The fixation on events  We are conditioned to see life as a series of events, and for every
event, we think there is one obvious cause.  Conversations in organizations are dominated by
concern with events: last month’s sales, new budget cuts, the new product our competitors just
announced, and so on.  Such explanations may be true as far as they go, but they distract us
from seeing the longer-term patterns of change that lie behind the events and from
understanding the causes of those patterns.  Our fixation on events is actually part of our
evolutionary programming.  Today, however, the primary threats to our survival, both of our
organizations and of our societies, come not from sudden events but from slow, gradual
processes.  If we focus on events, the best we can do is predict an event before it happens so
that we can react optimally.  But we cannot learn to create.

The parable of the boiled frogs  The frog’s internal apparatus is geared to sudden changes
in his environment, not to slow, gradual changes.  Learning to see slow, gradual processes
requires slowing down our frenetic pace and paying attention to the subtle as well as the
dramatic.  The problem is our minds are so locked in one frequency, it’s as if we can only see at
78 rpm; we can’t see anything at 331/3. We will not avoid the fate of the frog until we learn to
slow down and see the gradual processes that often pose the greatest threat.

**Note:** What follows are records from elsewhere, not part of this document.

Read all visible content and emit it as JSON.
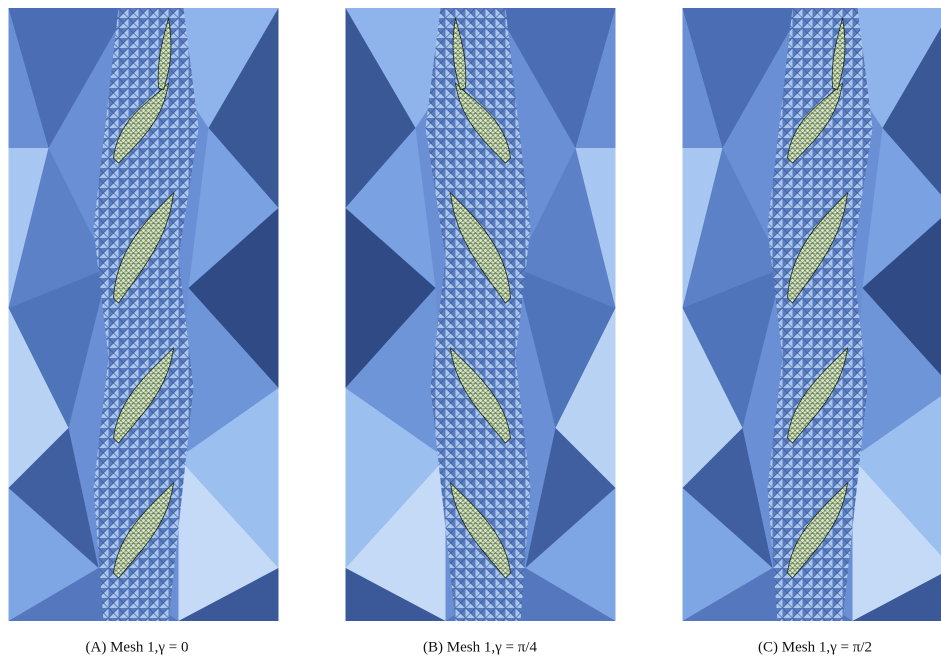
{
  "figure": {
    "panels": [
      {
        "caption": "(A) Mesh 1,γ = 0"
      },
      {
        "caption": "(B) Mesh 1,γ = π/4"
      },
      {
        "caption": "(C) Mesh 1,γ = π/2"
      }
    ]
  }
}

The delusion of learning from experience  The most powerful learning comes from direct
experience.  What happens if the primary consequences of our actions or of our most important
decisions are in the distant future or in the distant part of the larger system within which we
operate?  When that happens it becomes impossible to learn from direct experience.  Cycles
are particularly hard to see, and thus learn from, if they last longer than a year or two.  
Traditionally, organizations surmount the difficulty of coping with the breath of impact from
decisions by breaking themselves up into components. However soon convenient divisions of
labour cuts of contact between functions.  The result: analysis of the most important problems
in a company, the complex issues that cross functional lines becomes a perilous or non-existent
exercise.

The myth of the management team  Schools train us never to admit that we do not know the
answer, and most corporations reinforce that lesson by rewarding the people who excel in
advocating their views, not inquiring into complex issues.  Even if we feel uncertain or ignorant,
we learn to protect ourselves from the pain of appearing uncertain or ignorant.  That very
process blocks out any new understandings which might threaten us.  The consequence is
what Argyris calls "skilled incompetence" - teams full of people who are incredibly proficient at
keeping themselves from learning.  All too often teams end spending their time fighting for turf,
avoiding anything that will make them look bad personally and pretending that everyone is
behind the team's collective strategy - maintaining the appearance of a cohesive team.  To
keep up the image, they seek to squelch disagreement; people with serious reservations avoid
stating them publicly and joint decisions are watered-down compromises reflecting what
everyone can live with, or else reflecting one person's views foisted on the group.  If there is
blame, it's usually expressed in a manner that lays blame, polarizes opinion and fails to reveal
the underlying differences in assumptions and experience in a way that the team as a whole
could learn.

The five disciplines can act as antidotes to these learning disabilities.  But first, we must see the
disabilities more clearly – for they are often lost amid the bluster of day-to-day events.